O casal usa dois vendedores de serviços de terceirização. Um é a GlobeTask, uma empresa de Jerusalém que emprega dezenas de artistas gráficos, designers da internet, redatores e assistentes virtuais em Israel, na Índia e nos EUA. Geralmente, cobra US$ 8 a hora. A outra é a Webgrity de Calcutá, que possui 45 funcionários e cobra de US$ 1 a US$ 1,20 a hora.
Cinco anos atrás, diz o fundador Amit Keshan, de 32 anos, a Webgrity criava sites na internet para clientes indianos. Agora, ele faz todo esse negócio por meio da Elance, lidando com até 300 trabalhos por mês para clientes americanos, britânicos e australianos.

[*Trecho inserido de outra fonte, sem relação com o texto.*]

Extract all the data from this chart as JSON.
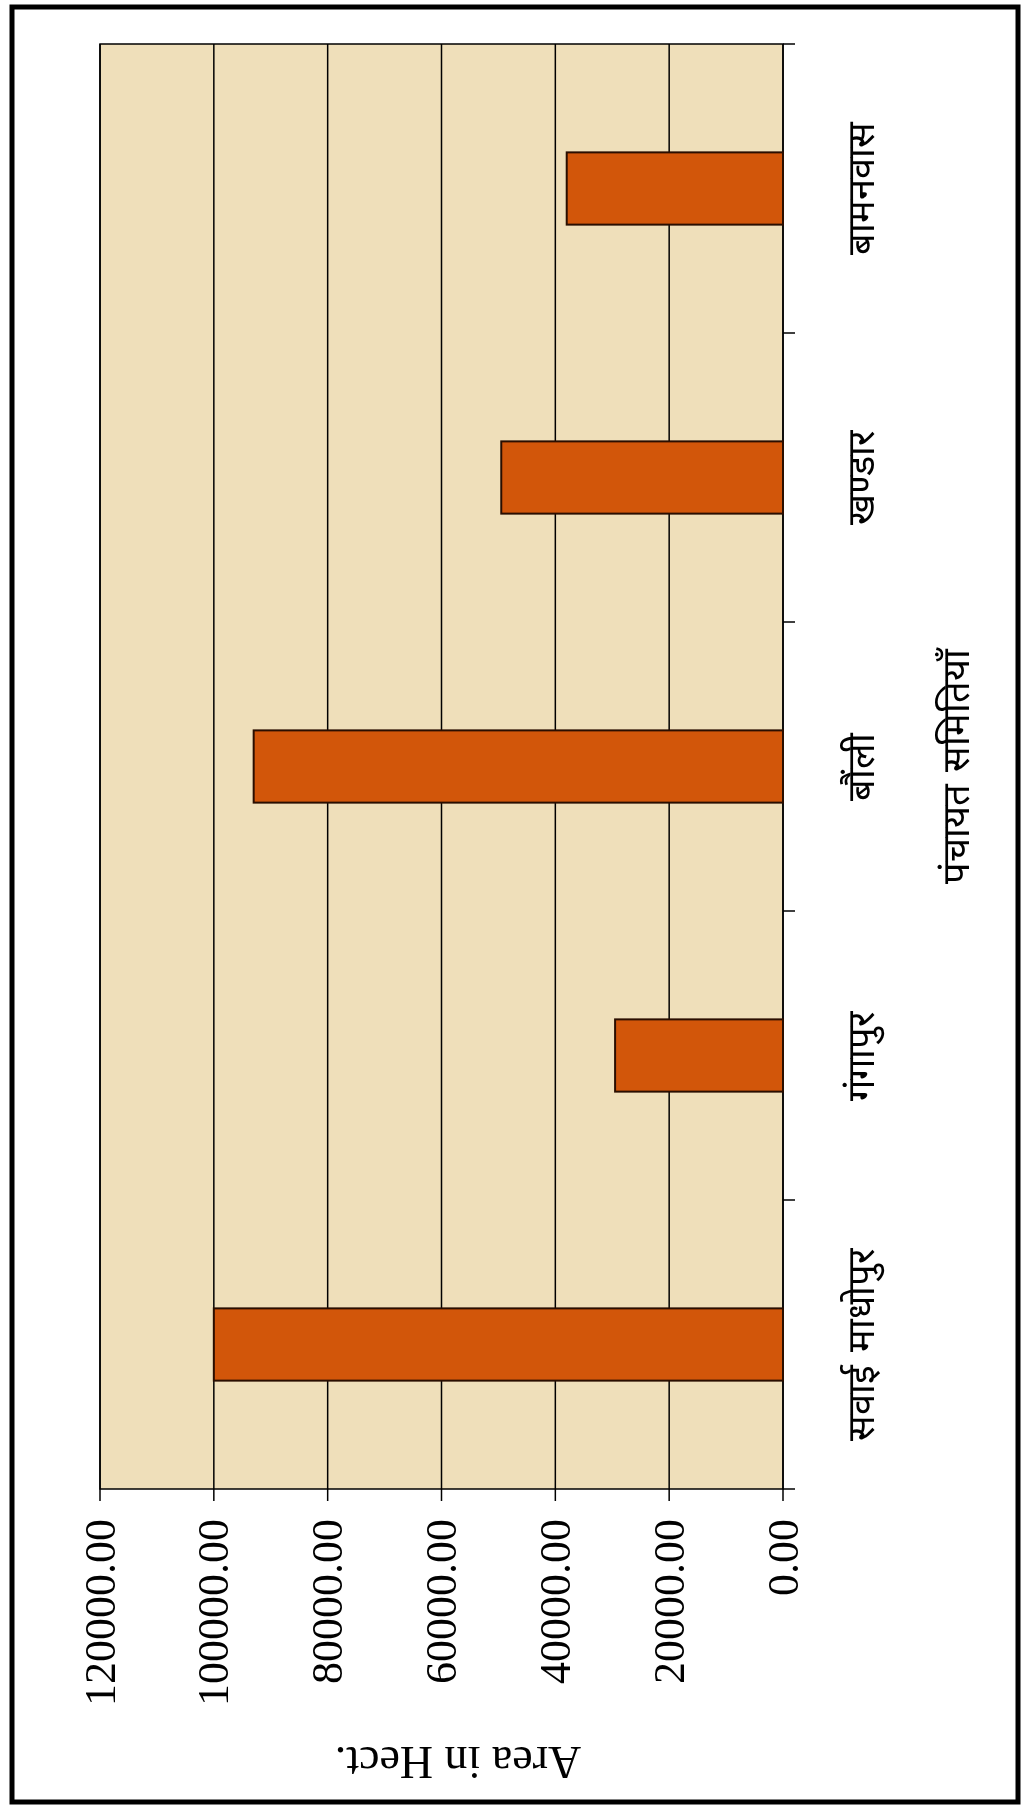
{
  "chart_data": {
    "type": "bar",
    "orientation": "horizontal",
    "categories": [
      "बामनवास",
      "खण्डार",
      "बौंली",
      "गंगापुर",
      "सवाई माधोपुर"
    ],
    "values": [
      38000,
      49500,
      93000,
      29500,
      100000
    ],
    "color": "#d2560a",
    "xlabel": "Area in Hect.",
    "ylabel": "पंचायत समितियाँ",
    "xlim": [
      120000,
      0
    ],
    "xticks": [
      {
        "value": 120000,
        "label": "120000.00"
      },
      {
        "value": 100000,
        "label": "100000.00"
      },
      {
        "value": 80000,
        "label": "80000.00"
      },
      {
        "value": 60000,
        "label": "60000.00"
      },
      {
        "value": 40000,
        "label": "40000.00"
      },
      {
        "value": 20000,
        "label": "20000.00"
      },
      {
        "value": 0,
        "label": "0.00"
      }
    ],
    "grid": "x"
  }
}
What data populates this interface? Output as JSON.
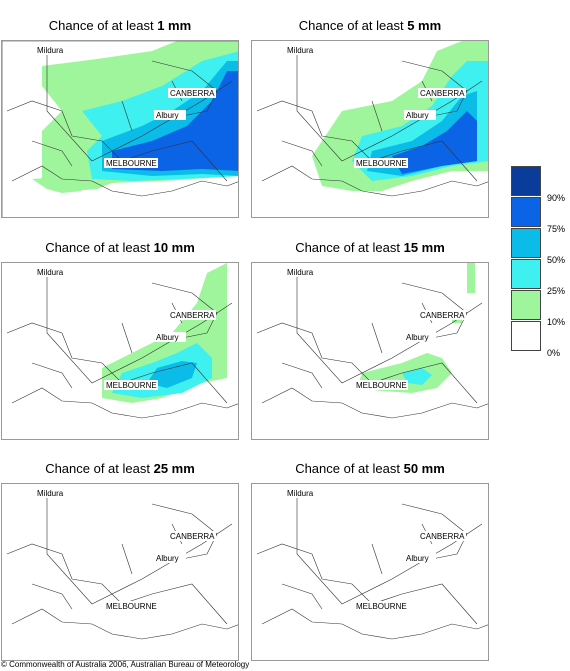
{
  "title_prefix": "Chance of at least",
  "panels": [
    {
      "amount": "1 mm"
    },
    {
      "amount": "5 mm"
    },
    {
      "amount": "10 mm"
    },
    {
      "amount": "15 mm"
    },
    {
      "amount": "25 mm"
    },
    {
      "amount": "50 mm"
    }
  ],
  "places": {
    "mildura": "Mildura",
    "canberra": "CANBERRA",
    "albury": "Albury",
    "melbourne": "MELBOURNE"
  },
  "legend": {
    "colors": [
      "#0a3c9c",
      "#0b63e6",
      "#0cbce8",
      "#3ef0f0",
      "#9ff59b",
      "#ffffff"
    ],
    "labels": [
      "90%",
      "75%",
      "50%",
      "25%",
      "10%",
      "0%"
    ]
  },
  "footer": "© Commonwealth of Australia 2006, Australian Bureau of Meteorology"
}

Por US$ 125, a Webgrity criou uma logomarca para a empresa imobiliária dos Wilburn. Segundo Randy Wilburn, a tarefa teria custado até US$ 1 mil nos Estados Unidos.
Um mercado mundial em que a terceirização dos negócios das empresas familiares tenha um apelo mais amplo ainda pode estar a anos de distância. Mas empresários de micromultinacionais como os Wilburn poderão não ser raridades por muito mais tempo. “As pessoas vão fazer as coisas à moda antiga enquanto não ficar óbvio que é melhor fazer da maneira nova”, prevê Rosati, da Elance.